Adenoid cystic carcinoma (ACC) is one of the most common malignancies to arise in the salivary glands, yet very little is known of the genetic alterations that are involved in the pathogenesis of this disease. To further examine the genetic changes that underlie ACC, we analyzed genomic DNA obtained from 22 primary ACC and two ACC-derived cell lines by high-density oligonucleotide single-nucleotide polymorphism genotyping arrays (Affymetrix GeneChip® Human Mapping 100K Set). Allelotype calls were analyzed by the Haplotype Correction version of the Linkage Disequilibrium Hidden Markov Model to determine loss of heterozygosity using information derived only from tumor samples. Comparison of data obtained from matched tumor-normal samples suggested that only deletion calls of >3 Mb were reliable. Within these parameters, ACC samples revealed a mean of three deletions per tumor, and no consensus areas of deletion were observed across the majority of tumors. Similarly, copy number analysis of primary hybridization data revealed no consensus areas of gene amplification. This is in contrast to a much higher rate of genomic alterations detected in a cohort of squamous carcinomas analyzed by the same methods.
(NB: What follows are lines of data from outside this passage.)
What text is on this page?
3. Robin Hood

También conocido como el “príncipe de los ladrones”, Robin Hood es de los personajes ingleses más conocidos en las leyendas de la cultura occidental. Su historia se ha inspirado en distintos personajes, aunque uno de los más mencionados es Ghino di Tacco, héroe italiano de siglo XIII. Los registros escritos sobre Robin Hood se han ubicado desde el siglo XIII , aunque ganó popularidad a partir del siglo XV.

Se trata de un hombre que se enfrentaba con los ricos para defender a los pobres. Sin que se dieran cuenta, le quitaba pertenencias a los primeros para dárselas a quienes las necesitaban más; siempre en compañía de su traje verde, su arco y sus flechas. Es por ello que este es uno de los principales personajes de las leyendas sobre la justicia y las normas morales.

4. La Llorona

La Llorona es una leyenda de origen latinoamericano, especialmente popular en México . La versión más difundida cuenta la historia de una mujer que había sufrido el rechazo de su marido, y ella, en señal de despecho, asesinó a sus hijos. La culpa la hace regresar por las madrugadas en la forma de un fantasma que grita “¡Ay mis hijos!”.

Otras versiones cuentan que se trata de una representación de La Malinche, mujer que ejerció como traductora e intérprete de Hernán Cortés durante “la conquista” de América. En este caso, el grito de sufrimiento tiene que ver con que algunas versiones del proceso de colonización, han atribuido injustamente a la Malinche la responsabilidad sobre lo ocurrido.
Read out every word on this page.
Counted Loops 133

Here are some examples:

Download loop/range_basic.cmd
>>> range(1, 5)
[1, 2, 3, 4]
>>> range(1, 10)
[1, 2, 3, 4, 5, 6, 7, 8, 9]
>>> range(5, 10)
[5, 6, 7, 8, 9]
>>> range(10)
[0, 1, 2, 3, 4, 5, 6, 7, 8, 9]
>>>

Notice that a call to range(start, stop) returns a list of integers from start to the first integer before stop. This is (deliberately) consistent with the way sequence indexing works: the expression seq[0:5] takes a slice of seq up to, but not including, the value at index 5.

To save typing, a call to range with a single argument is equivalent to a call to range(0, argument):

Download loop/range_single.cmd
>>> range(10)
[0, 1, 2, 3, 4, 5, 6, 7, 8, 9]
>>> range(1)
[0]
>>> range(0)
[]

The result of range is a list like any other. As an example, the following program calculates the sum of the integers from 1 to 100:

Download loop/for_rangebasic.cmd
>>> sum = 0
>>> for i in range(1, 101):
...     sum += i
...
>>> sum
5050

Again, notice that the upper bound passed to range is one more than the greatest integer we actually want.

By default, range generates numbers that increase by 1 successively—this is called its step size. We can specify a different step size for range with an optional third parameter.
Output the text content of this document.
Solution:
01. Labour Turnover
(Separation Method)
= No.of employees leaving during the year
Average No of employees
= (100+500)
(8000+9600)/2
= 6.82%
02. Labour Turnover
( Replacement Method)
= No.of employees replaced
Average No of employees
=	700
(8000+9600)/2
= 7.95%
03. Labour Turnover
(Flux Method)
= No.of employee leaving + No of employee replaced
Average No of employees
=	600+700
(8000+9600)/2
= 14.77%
Our data show that most ACC have predominantly stable genomes, which is consistent with the theory that telomere crisis does not play a significant role in early stages of ACC tumor progression. Our data suggest that gene mutation and/or epigenetic events that cannot be detected by assay of gross alteration of chromosomal structure are likely to underlie the malignant transformation events of this tumor type.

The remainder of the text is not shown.